Cuando hablamos de hipotiroidismo nos estamos refiriendo a un mal funcionamiento de la glándula tiroides, que está situada en el cuello, y que consiste en una producción muy baja de la hormona tiroidea. Esta hormona controla el crecimiento, el desarrollo cerebral y, en general, controla las funciones químicas del cuerpo.

No es fácil diagnosticar un hipotiroidismo, pues sus síntomas aparecen lentamente y de forma gradual, y debido a sus características en ocasiones  se confunde con una depresión. La persona con hipotiroidismo tiene los párpados caídos, los ojos y cara hinchados, hay aumento de peso, estreñimiento, una baja tolerancia al frío (no es generalizado, pero sí se da en muchos pacientes), la piel y cabello se vuelven secos y ásperos, las uñas se vuelven quebradizas, además en personas mayores hay episodios de confusión y en los que se olvidan ciertas cosas...

Como hemos dicho, uno de los síntomas es el aumento de peso, pero ¿se puede hacer una dieta para el hipotiroidismo? ¿Es necesario y conveniente? La respuesta a ambas preguntas es sí: hay pautas para hacer una alimentación específica para esta enfermedad, y además es necesario y conveniente hacerla.

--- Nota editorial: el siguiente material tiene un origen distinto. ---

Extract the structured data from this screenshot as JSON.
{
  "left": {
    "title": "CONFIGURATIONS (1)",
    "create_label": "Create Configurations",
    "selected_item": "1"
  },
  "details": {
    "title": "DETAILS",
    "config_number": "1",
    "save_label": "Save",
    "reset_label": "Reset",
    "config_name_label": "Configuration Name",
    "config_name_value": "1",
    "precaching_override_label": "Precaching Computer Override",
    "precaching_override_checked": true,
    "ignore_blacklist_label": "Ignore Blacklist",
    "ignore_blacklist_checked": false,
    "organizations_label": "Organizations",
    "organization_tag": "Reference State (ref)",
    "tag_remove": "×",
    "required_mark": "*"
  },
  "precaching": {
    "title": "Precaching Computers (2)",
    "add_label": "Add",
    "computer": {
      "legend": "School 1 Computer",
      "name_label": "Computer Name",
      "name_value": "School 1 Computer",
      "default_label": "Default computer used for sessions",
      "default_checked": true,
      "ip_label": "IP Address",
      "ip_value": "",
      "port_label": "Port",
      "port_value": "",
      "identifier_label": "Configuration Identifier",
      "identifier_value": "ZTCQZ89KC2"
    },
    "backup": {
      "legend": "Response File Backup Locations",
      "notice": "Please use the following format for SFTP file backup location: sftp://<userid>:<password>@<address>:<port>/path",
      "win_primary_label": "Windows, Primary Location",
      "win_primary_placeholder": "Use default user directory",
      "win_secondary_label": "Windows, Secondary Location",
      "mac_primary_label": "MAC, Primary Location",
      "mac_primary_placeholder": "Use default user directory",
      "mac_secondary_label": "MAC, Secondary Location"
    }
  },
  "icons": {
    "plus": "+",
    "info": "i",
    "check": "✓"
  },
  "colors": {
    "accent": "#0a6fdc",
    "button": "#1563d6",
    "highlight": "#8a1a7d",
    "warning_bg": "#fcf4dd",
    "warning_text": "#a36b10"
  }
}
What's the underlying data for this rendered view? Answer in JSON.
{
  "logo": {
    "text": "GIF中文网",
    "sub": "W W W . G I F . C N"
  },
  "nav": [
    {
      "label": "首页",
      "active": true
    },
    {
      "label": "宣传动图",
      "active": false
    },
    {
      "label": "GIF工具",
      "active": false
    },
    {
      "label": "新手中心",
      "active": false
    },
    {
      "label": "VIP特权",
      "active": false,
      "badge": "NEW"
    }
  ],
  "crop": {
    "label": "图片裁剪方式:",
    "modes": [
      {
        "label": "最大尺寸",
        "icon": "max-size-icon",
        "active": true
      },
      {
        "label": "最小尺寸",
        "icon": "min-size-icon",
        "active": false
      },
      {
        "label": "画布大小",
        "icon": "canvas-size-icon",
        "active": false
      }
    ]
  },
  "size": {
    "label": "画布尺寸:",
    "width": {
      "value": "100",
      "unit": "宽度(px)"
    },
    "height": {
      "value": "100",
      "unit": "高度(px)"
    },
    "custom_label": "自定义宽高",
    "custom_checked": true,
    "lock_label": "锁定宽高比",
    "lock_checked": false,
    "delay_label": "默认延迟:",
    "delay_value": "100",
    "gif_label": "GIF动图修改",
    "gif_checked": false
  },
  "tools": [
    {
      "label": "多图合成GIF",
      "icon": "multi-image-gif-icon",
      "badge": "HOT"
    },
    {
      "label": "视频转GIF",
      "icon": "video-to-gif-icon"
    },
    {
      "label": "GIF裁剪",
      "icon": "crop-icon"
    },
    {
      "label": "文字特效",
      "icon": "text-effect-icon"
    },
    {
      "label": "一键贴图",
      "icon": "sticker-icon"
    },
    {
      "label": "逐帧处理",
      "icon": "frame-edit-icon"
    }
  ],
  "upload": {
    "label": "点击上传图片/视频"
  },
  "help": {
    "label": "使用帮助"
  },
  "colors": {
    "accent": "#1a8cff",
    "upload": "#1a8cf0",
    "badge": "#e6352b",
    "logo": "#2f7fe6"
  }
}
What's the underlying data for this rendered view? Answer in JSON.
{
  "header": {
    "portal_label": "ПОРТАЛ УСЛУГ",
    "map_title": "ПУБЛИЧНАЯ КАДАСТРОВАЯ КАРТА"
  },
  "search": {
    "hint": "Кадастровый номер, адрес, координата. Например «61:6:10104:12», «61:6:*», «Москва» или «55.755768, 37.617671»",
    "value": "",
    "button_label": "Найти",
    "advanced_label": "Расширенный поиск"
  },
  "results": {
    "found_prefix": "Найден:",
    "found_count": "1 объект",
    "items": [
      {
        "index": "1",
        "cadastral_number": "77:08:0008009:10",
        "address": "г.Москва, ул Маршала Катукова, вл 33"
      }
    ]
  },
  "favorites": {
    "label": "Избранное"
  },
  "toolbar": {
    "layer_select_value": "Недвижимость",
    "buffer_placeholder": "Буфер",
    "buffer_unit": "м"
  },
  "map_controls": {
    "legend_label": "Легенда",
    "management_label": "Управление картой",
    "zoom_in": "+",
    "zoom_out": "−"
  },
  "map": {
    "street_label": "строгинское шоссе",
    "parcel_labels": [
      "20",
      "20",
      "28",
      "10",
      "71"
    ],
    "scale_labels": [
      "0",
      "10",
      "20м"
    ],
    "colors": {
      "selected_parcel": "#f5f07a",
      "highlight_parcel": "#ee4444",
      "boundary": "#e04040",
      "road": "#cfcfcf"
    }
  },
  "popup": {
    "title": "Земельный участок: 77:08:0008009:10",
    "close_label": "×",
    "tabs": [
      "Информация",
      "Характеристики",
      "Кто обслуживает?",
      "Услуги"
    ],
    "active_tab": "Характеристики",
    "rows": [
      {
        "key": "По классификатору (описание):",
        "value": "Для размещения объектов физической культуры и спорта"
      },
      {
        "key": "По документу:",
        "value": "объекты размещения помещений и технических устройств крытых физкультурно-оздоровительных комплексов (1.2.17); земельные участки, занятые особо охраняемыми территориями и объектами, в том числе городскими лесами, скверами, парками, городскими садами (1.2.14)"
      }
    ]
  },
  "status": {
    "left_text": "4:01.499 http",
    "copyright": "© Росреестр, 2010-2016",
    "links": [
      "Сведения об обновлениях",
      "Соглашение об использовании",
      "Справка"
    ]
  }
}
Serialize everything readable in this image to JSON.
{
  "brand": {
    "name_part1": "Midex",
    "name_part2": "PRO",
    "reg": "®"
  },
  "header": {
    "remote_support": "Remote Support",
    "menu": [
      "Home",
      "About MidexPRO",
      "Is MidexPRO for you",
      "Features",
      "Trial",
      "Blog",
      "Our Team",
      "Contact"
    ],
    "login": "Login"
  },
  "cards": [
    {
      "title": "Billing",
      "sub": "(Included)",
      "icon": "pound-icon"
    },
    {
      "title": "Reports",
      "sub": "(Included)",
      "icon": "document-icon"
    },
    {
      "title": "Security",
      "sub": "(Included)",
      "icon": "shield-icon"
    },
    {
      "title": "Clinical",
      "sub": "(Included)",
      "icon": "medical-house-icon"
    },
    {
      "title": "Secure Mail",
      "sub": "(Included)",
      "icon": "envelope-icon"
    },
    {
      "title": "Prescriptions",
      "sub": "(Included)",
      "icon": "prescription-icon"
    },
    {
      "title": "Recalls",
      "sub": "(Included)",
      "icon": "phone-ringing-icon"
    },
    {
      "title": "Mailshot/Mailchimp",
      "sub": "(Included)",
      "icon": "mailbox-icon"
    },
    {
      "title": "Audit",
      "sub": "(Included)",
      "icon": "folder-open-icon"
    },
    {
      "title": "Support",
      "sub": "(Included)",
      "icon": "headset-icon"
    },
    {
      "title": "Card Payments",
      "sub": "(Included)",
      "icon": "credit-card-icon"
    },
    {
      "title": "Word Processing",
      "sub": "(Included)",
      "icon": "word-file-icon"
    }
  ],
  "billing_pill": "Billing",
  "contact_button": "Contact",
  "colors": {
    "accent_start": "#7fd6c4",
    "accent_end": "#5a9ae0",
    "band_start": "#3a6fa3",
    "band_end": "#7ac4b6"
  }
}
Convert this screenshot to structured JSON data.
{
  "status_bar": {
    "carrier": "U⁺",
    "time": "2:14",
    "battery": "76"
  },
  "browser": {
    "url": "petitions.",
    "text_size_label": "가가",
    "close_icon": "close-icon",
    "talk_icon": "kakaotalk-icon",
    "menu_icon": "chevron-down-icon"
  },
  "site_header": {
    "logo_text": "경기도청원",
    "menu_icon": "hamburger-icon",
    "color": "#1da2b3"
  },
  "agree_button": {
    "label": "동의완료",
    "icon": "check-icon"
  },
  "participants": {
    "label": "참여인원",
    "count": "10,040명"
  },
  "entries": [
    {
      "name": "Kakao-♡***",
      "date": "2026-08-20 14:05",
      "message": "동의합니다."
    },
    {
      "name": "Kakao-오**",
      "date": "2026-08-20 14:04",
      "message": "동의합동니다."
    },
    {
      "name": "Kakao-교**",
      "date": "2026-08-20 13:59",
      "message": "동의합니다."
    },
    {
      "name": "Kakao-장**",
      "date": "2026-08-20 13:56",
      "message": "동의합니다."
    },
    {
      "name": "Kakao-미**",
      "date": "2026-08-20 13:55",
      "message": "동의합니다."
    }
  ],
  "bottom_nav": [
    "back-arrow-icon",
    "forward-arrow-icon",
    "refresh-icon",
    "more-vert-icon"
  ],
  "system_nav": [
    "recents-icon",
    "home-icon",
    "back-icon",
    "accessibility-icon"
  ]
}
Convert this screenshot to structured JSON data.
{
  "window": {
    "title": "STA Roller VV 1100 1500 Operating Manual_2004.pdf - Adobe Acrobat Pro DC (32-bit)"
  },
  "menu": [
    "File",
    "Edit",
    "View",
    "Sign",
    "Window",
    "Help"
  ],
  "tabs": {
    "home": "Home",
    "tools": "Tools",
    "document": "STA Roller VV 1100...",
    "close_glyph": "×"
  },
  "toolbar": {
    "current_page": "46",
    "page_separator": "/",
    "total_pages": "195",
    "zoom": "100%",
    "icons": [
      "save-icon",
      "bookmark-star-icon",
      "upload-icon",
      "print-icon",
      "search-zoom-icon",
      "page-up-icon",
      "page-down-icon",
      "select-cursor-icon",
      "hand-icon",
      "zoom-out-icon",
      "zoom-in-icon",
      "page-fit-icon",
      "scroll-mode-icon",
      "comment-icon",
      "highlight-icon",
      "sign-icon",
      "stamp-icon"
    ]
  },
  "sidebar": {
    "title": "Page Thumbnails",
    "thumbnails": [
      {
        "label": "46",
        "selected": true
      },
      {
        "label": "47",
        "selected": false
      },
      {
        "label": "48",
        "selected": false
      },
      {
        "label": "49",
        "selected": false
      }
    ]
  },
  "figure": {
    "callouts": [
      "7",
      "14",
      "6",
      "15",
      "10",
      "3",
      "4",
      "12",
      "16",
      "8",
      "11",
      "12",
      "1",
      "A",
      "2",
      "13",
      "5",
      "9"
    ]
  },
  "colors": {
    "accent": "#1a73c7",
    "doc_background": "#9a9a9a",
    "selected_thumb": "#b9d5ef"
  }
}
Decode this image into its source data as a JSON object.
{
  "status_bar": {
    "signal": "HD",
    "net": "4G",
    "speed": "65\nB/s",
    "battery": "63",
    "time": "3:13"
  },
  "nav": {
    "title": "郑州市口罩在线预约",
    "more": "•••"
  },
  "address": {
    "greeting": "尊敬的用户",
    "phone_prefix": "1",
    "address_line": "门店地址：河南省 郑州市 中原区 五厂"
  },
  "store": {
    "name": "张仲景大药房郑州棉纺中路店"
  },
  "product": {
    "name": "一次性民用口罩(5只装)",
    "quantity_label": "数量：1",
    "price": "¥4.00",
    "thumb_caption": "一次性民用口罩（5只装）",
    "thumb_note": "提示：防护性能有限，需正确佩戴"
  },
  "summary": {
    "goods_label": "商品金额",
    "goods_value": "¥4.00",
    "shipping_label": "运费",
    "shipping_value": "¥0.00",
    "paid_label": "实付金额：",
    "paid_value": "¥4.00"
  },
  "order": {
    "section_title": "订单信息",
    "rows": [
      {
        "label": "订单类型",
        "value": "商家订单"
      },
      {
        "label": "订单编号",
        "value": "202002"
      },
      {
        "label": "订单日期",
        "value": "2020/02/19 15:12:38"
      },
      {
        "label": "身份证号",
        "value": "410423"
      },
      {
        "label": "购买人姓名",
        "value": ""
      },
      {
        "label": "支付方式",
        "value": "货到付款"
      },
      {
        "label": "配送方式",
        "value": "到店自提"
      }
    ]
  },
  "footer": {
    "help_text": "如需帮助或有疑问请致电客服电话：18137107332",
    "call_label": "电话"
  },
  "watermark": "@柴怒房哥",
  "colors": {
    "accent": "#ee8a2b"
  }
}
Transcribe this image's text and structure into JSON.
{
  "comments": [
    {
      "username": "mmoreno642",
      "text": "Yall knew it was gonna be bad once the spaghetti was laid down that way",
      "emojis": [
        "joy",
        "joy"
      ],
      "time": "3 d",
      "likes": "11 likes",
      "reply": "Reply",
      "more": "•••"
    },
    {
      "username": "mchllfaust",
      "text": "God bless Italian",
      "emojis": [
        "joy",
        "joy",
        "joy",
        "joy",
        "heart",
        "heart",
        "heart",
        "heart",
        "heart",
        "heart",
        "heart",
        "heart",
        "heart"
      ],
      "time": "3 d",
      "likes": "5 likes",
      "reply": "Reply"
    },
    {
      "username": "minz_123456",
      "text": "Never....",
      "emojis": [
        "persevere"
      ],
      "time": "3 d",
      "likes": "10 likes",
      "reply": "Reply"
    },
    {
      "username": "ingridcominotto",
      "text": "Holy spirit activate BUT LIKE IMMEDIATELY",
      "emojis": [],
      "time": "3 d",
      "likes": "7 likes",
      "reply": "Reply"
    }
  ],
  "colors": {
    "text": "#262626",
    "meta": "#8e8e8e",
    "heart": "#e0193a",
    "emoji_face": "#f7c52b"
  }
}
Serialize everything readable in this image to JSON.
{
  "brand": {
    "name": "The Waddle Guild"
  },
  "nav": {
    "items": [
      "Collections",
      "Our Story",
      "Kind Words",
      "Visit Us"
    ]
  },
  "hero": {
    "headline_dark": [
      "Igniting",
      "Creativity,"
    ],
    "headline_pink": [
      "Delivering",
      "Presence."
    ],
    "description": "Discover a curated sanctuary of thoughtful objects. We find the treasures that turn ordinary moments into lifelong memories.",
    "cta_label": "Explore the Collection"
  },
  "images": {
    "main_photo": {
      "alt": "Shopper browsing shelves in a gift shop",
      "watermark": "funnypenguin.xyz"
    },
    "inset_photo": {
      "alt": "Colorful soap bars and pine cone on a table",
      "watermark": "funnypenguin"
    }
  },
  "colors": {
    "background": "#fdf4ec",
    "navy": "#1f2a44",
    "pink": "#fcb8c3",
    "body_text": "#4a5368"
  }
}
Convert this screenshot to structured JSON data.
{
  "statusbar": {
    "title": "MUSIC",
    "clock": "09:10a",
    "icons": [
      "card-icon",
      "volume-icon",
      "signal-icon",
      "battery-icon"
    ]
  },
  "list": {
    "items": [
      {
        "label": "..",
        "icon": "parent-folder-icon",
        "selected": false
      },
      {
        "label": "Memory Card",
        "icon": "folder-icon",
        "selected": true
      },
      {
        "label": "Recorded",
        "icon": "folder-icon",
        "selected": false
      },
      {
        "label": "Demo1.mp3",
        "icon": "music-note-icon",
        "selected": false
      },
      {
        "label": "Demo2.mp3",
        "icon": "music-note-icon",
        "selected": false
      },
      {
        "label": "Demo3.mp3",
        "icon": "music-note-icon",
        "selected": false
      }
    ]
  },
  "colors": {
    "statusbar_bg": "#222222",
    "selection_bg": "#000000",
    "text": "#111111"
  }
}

Esta alimentación, a rasgos generales, se caracteriza por ser baja en grasas y rica en frutas y verduras. Dicha dieta debe ir acompañada de un tratamiento farmacológico que es de por vida, y en todo momento debe ser controlada por un médico, pues muchos alimentos pueden interferir o afectar a la absorción del medicamento. Afortunadamente, los tratamientos existentes son capaces de restablecer en poco tiempo el nivel hormonal necesario para tener una vida normal, pero como decimos no se debe dejar este tratamiento nunca.

La dieta para el hipotiroidismo a seguir, por tanto, tendrá dos vertientes: por un lado se buscarán alimentos que favorezcan el buen funcionamiento de la tiroides; y por otro, se deberán evitar aquellos que interfieran en su funcionamiento. Y en medio de ambos, los que favorezcan la disminución de peso.

Para empezar, a la hora de establecer la dieta para el hipotiroidismo, debemos señalar aquellos productos que se debe evitar tomar. Son los llamados "bociógenos", que interfieren en la producción de hormonas tiroideas. Entre estos se encuentran toda la familia de las coles, así como rábanos, pepinos, calabazas, lechuga, apio, cebolla, berenjena, espárragos o endivias, entre otros. También se encuentra en este grupo el trigo y sus derivados; las naranjas y limones, castañas, melón, uvas, ciruelas, higos y aguacates.

Por otro lado, están aquellos alimentos que sí son recomendables, ya que poseen un alto nivel de yodo y por tanto ayudan a la producción de hormonas. Destacamos el ajo, los tomates, las lentejas y las espinacas. También el coco y la avellana, el ginseng, la canela, las manzanas, fresas, dátiles, almendras y pistachos, así como los mariscos y las algas en general.

Pero, por encima de todo, llevar un control por parte de un endocrino u otro médico es fundamental, pues la alimentación no es en este caso la parte más importante del tratamiento, sino sólo una pequeña parte del conjunto.

Esta enfermedad es fácil de tratar, basta con seguir el tratamiento farmacológico recomendado por el médico, y sus consecuencias, como el aumento de peso, se pueden evitar, en cierto modo, con una dieta específica para el hipotiroidismo.